Answer: There was an agreement between rail labor and management, which preceded the 1974 legislation. The agreement took many months of negotiation; all 17 rail unions signed off. Extensive hearings were then held by Congressional committees before the legislation reached the House and Senate floors. Hearings were held by 2 sets of committees because amendments to the Social Security Act were included.
The legislation passed both houses by overwhelming majorities with very little opposition. After an initial veto by President Ford was overridden, the changes took effect on January 1, 1975.
Unlike private sector pension plans, which are protected by extensive legislation, public retirement systems like Railroad Retirement and Social Security can be changed.
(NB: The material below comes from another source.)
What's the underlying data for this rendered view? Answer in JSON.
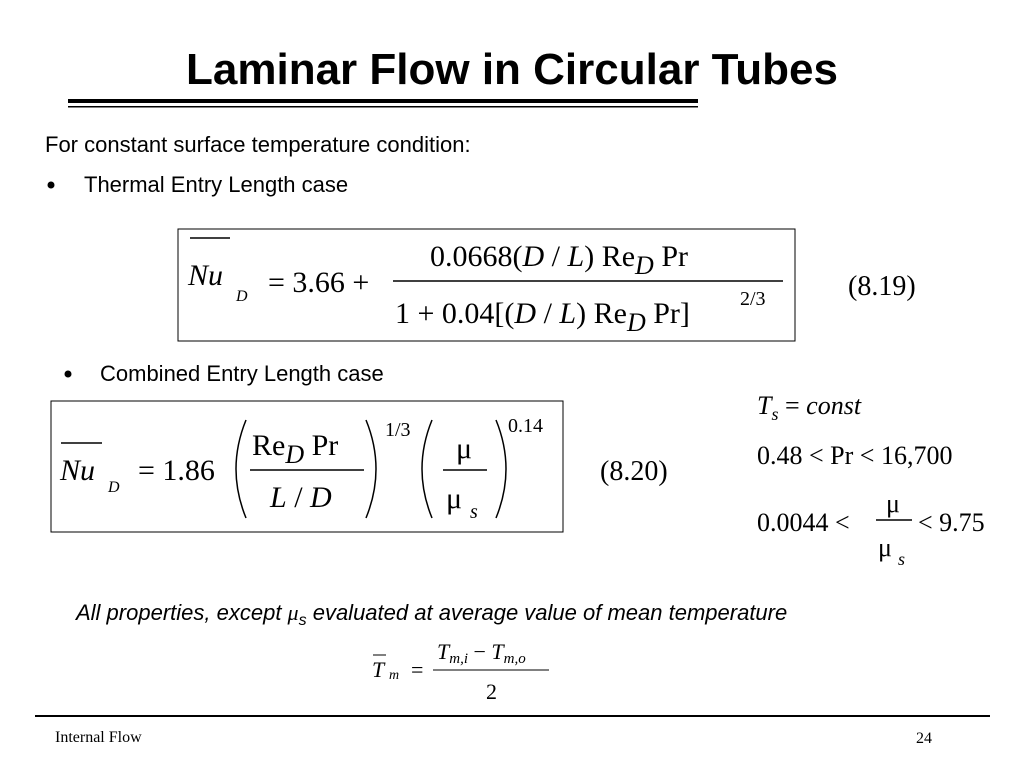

If the changes involve benefit reductions, usually there is some type of grandfather clause to protect already earned benefits.
You say you were vested for both Railroad Retirement and Social Security before 1975; the "Dual Benefits" earned before 1975 are in fact protected ("grandfathered," to use your term). You should receive a vested dual Benefit from Railroad Retirement in addition to the normal Tier 1 and Tier 2 benefits.
The 1974 RRA changes did not apply to workers such as yourself who were vested under both systems at the changeover date. But the protection was limited to benefits earned before 1975. I am supposing that your point is that it should have protected benefits earned after the changeover as well. As an RRB staffer at that time, I can tell you that Congress was clearly advised of the impact of the 2-tier system on both current and former rail workers.